Lori Jo Lauber faces multiple charges after an internal audit uncovers evidence of check, credit card fraud


LAUBERAn internal audit of financial records by the Lake Oswego Chamber of Commerce uncovered instances of check fraud, unauthorized credit card use and a discrepancy between cash postings and bank statements, chamber officials said this week, leading to the arrest of a former office manager on charges that she misappropriated nearly $25,000.

Lori Jo Lauber, 58, was arrested Friday on charges that range from aggravated theft to multiple counts of fraudulent use of a credit card.
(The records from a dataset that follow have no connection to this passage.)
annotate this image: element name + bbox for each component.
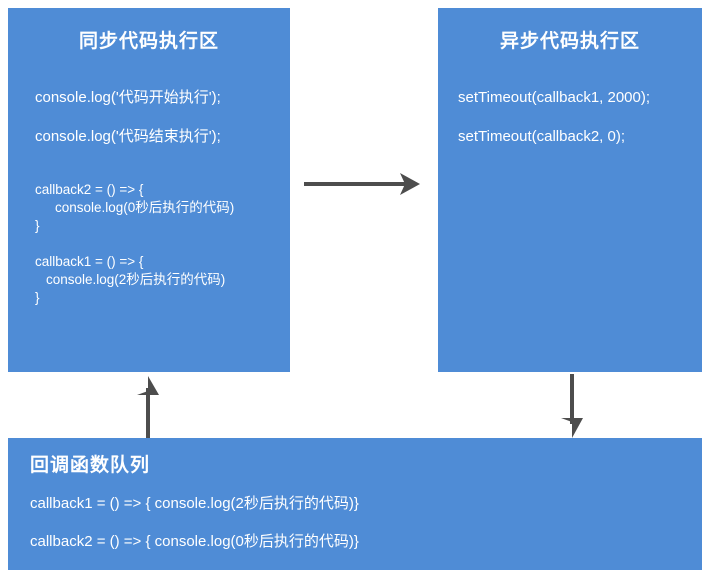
sync-callback1-open: callback1 = () => {	[35, 254, 144, 269]
sync-callback2-close: }	[35, 218, 40, 233]
queue-item-2: callback2 = () => { console.log(0秒后执行的代码…	[30, 533, 359, 550]
sync-callback1-close: }	[35, 290, 40, 305]
sync-callback1-body: console.log(2秒后执行的代码)	[46, 272, 226, 287]
async-code-line-1: setTimeout(callback1, 2000);	[458, 89, 651, 106]
sync-execution-panel: 同步代码执行区 console.log('代码开始执行'); console.l…	[8, 8, 290, 372]
arrow-sync-to-async-icon	[304, 173, 420, 195]
queue-item-1: callback1 = () => { console.log(2秒后执行的代码…	[30, 495, 359, 512]
async-code-line-2: setTimeout(callback2, 0);	[458, 128, 626, 145]
sync-callback2-body: console.log(0秒后执行的代码)	[55, 200, 235, 215]
arrow-async-to-queue-icon	[561, 374, 583, 438]
sync-code-line-2: console.log('代码结束执行');	[35, 128, 221, 145]
callback-queue-panel: 回调函数队列 callback1 = () => { console.log(2…	[8, 438, 702, 570]
sync-code-line-1: console.log('代码开始执行');	[35, 89, 221, 106]
sync-callback2-open: callback2 = () => {	[35, 182, 144, 197]
arrow-queue-to-sync-icon	[137, 376, 159, 438]
sync-panel-title: 同步代码执行区	[78, 31, 219, 52]
async-execution-panel: 异步代码执行区 setTimeout(callback1, 2000); set…	[438, 8, 702, 372]
async-panel-title: 异步代码执行区	[499, 31, 640, 52]
queue-panel-title: 回调函数队列	[30, 455, 151, 476]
She was still being held Wednesday in Clackamas County Jail, with bail set at $75,000.

Lauber worked for the chamber for eight years before resigning in April. Chamber Executive Director Keith Dickerson said Lauber was not fired, and that her departure had nothing to do with any suspicions about financial irregularities. In fact, Dickerson said, Lauber quit not long after “carrying a lot of the load” for the chamber’s most demanding event, its annual awards dinner.

“You always assume that this is the one person you don’t have to worry about,” Dickerson said this week. “But a person can feel cavalier about their position, and an organization can become less attentive.”

Board President Doug Cushing said the chamber’s executive committee discovered the irregularities in its books shortly after Lauber left the organization.

“More discrepancies were uncovered when the review of cash postings was compared to bank statements,” said Cushing, who is also an attorney with the law firm Jordan Ramis. “It was at this time that we also discovered what appeared to be instances of check fraud and unauthorized use of a credit card by Ms. Lauber.”

Cushing reported the discrepancies to the Lake Oswego Police Department on May 13 and filed a claim with the chamber’s insurance company to cover the loss, he said.

Dickerson said the financial irregularities involved fraudulently entered line items to hide check and credit card fraud.

“As we went deeper into our research,” he said, “we didn’t find evidence of any more fraud” than the $25,000 in missing funds reported to police.

Lake Oswego Police Sgt. Tom Hamann said a Clackamas County grand jury reviewed the evidence in the case. A warrant for Lauber’s arrest was issued Friday, Hamann said, and she was taken into custody without incident at her Lake Oswego apartment.

“We have compassion and feeling for the person who perpetrated this,” Dickerson said.

The financial irregularities allegedly occurred during a time of internal turmoil at the chamber, which has more than 500 members. Chuck O’Leary resigned as executive director in December 2013, citing personal business concerns. Dickerson, who is also the pastor of Hope Community Church, took over as executive director in March, a month before Lauber quit.

“We went a while without an onsite executive director,” Dickerson said, “and there probably were opportunities for this person to feel cavalier and unsupervised.”

In an email to members, Cushing said the chamber has now analyzed its reporting systems and taken a series of steps to address the handling of funds and payment approval procedures.

The organization hired a contracted bookkeeper and added two accountants to its expanded finance committee. That committee now regularly goes through each month’s financial records, something Dickerson said was not done “as thoroughly” before.

“We took a closer look at how money comes into the office,” Dickerson said, and instituted tighter controls on how the chamber handles incoming funds. “Checks are now stamped ‘for deposit only’ and deposited as soon as possible.”

Dickerson said chamber officials “gave ourselves permission to make mid-course corrections. Any organization must remain nimble. We’ve learned a lot, and grown a lot.”

Among the lessons learned: “We’ve learned that this is not rare,” Dickerson said. “What’s rare is owning up to it and talking about it publicly. But we hold a position of stewardship, and we have a responsibility to be honest with our constituency.”

Cushing said the “unfortunate chapter in the chamber’s history” has had minimal impact on the day-to-day operations of the organization or on its ability to serve its membership and the community. Insurance fully covered the $25,000 loss, Dickerson said, and the chamber is confident that it has taken the necessary steps to prevent similar incidents in the future.

“Nothing can totally safeguard you from a person being dishonest,” Dickerson said. “But you can put policies in place to mitigate the risk.”